Mothers Of The Plaza De Mayo
Every Thursday without fail in Buenos Aires’ main square, wearing white scarves, The Mothers would march around a circle in silence, before cold faced soldiers. They did not shout or scream, but with photos of their "disappeared" children hanging around their necks, their silent message couldn’t have been louder. Between 1976 and 1983 Argentina’s military dictatorship "disappeared" an estimated 30,000 people. When relatives would go to the police stations in search of their loved ones who had been abducted, they’d be told they did not even exist; their birth records had also "disappeared". The Mothers were told they were mad, then they were threatened, and some of them were "disappeared" themselves. But they kept on going, every week with their silent march and gradually captured the world’s attention. Sting wrote songs about them, U2 invited them on stage; they ultimately played a huge factor in the regime’s downfall. Today, The Mothers continue to march every Thursday demanding that ex-officials be brought to justice.
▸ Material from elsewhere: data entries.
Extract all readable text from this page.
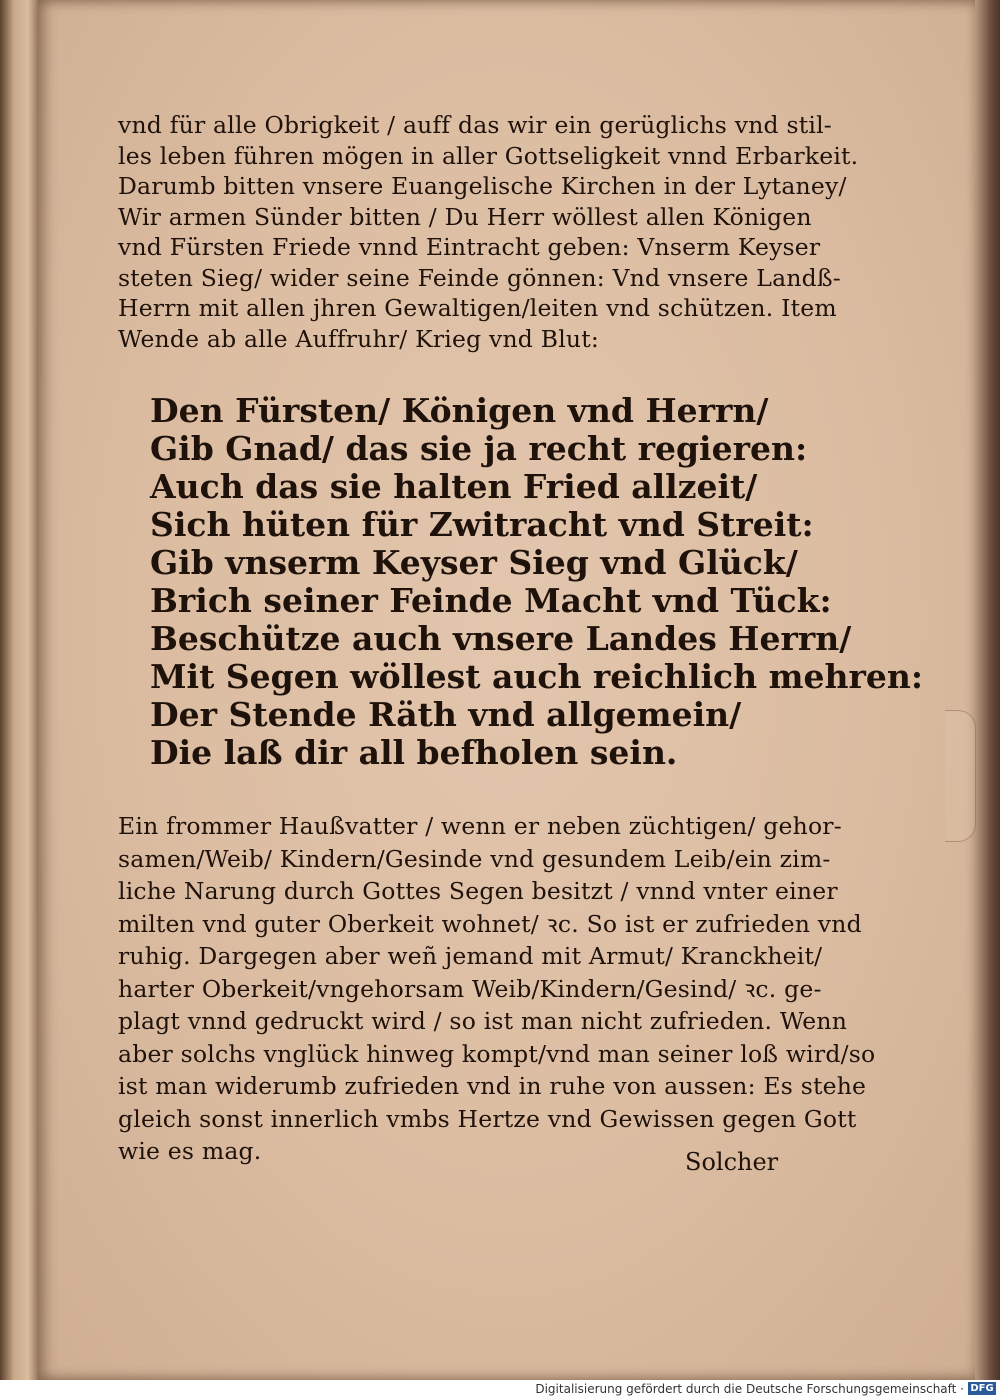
vnd für alle Obrigkeit / auff das wir ein gerüglichs vnd stil-
les leben führen mögen in aller Gottseligkeit vnnd Erbarkeit.
Darumb bitten vnsere Euangelische Kirchen in der Lytaney/
Wir armen Sünder bitten / Du Herr wöllest allen Königen
vnd Fürsten Friede vnnd Eintracht geben: Vnserm Keyser
steten Sieg/ wider seine Feinde gönnen: Vnd vnsere Landß-
Herrn mit allen jhren Gewaltigen/leiten vnd schützen. Item
Wende ab alle Auffruhr/ Krieg vnd Blut:
Den Fürsten/ Königen vnd Herrn/
Gib Gnad/ das sie ja recht regieren:
Auch das sie halten Fried allzeit/
Sich hüten für Zwitracht vnd Streit:
Gib vnserm Keyser Sieg vnd Glück/
Brich seiner Feinde Macht vnd Tück:
Beschütze auch vnsere Landes Herrn/
Mit Segen wöllest auch reichlich mehren:
Der Stende Räth vnd allgemein/
Die laß dir all befholen sein.
Ein frommer Haußvatter / wenn er neben züchtigen/ gehor-
samen/Weib/ Kindern/Gesinde vnd gesundem Leib/ein zim-
liche Narung durch Gottes Segen besitzt / vnnd vnter einer
milten vnd guter Oberkeit wohnet/ ꝛc. So ist er zufrieden vnd
ruhig. Dargegen aber weñ jemand mit Armut/ Kranckheit/
harter Oberkeit/vngehorsam Weib/Kindern/Gesind/ ꝛc. ge-
plagt vnnd gedruckt wird / so ist man nicht zufrieden. Wenn
aber solchs vnglück hinweg kompt/vnd man seiner loß wird/so
ist man widerumb zufrieden vnd in ruhe von aussen: Es stehe
gleich sonst innerlich vmbs Hertze vnd Gewissen gegen Gott
wie es mag.	Solcher
Digitalisierung gefördert durch die Deutsche Forschungsgemeinschaft · DFG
Thanks to them, the military has officially acknowledged its crime against humanity; its "dirty war" looked upon with shame by Argentines.

The Suffragettes
At the turn of the 19th century, the Women’s Social and Political Union (known as the Suffragettes) began presenting arguments to Parliament with the aim of obtaining female suffrage. Fed up with being ignored, the Suffragettes began a campaign of civil disobedience - they would no longer obey the rules if they didn’t have a say in them. They burned churches as the Church of England was against female suffrage, they chained themselves to Buckingham Palace as the Royal Family were against women having the vote; they sailed up the Thames and shouted abuse through loud hailers at Parliament as it sat. Many were thrown in prison and only released when they were about to die from hunger strikes. One woman died by throwing herself under a police horse. In these actions the Suffragettes challenged the perception of women as meek second-class citizens, demonstrating that this was a fight they would continue to the bitter end. It was not until after the 1st World War, that the injustice of depriving women representation when they were put to work by the government, became so glaring that those who previously belittled the Suffragettes saw the sense in their demands. Women were finally made eligible for the vote in 1918.